Changing when Linda told her family led me to also change how someone in her family reacted. It added another layer of complication, but it played more true. When I realized how house-that-Jack-built this particular stack of dominos was getting, I considered not making the change. But, no, it served the story better. It let me deepen Linda's storyline by adding some tension in an otherwise over-perfect marriage. It made her more real. So, yeah, hard work, but so worth it.

5. A good graphic organizer can save your sorry ass. 

 For me it was a sort of time line/chart that helped this time. My mad scientist, Dr. Liu, was in the scenes of different women at different times. I was getting confused about where I'd left her last. I found a mistake where I had her in two places at the same time.

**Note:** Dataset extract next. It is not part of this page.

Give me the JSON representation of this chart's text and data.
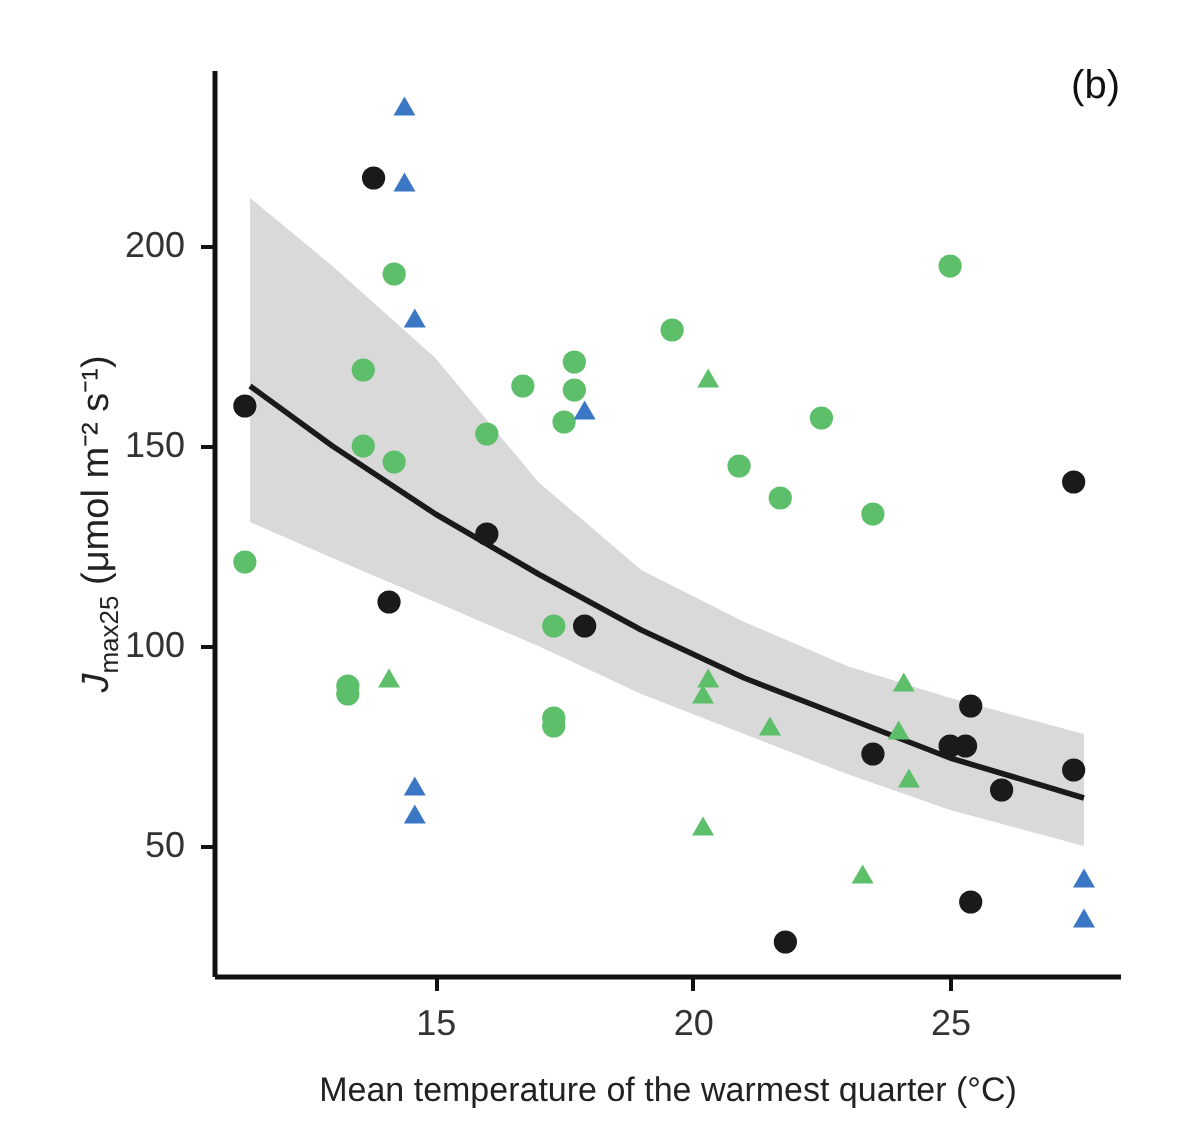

So, I made a little chart of chapter titles and highlighted the ones that Dr. Liu was in, so I could see where she was and make sure she had time to get from one place to another.

In other projects, it was a character relationship chart, or a motivation tracker. Usually, I make these up myself, or adjust some template someone gave me or I found on the Internet.

There's a lot of information to juggle in a novel. That grandchild you gave your character in chapter one was a boy, right? But here in chapter thirty-seven, it's a girl. Oops. So, yes, graphic organizers.

So there you go! See, she can be taught!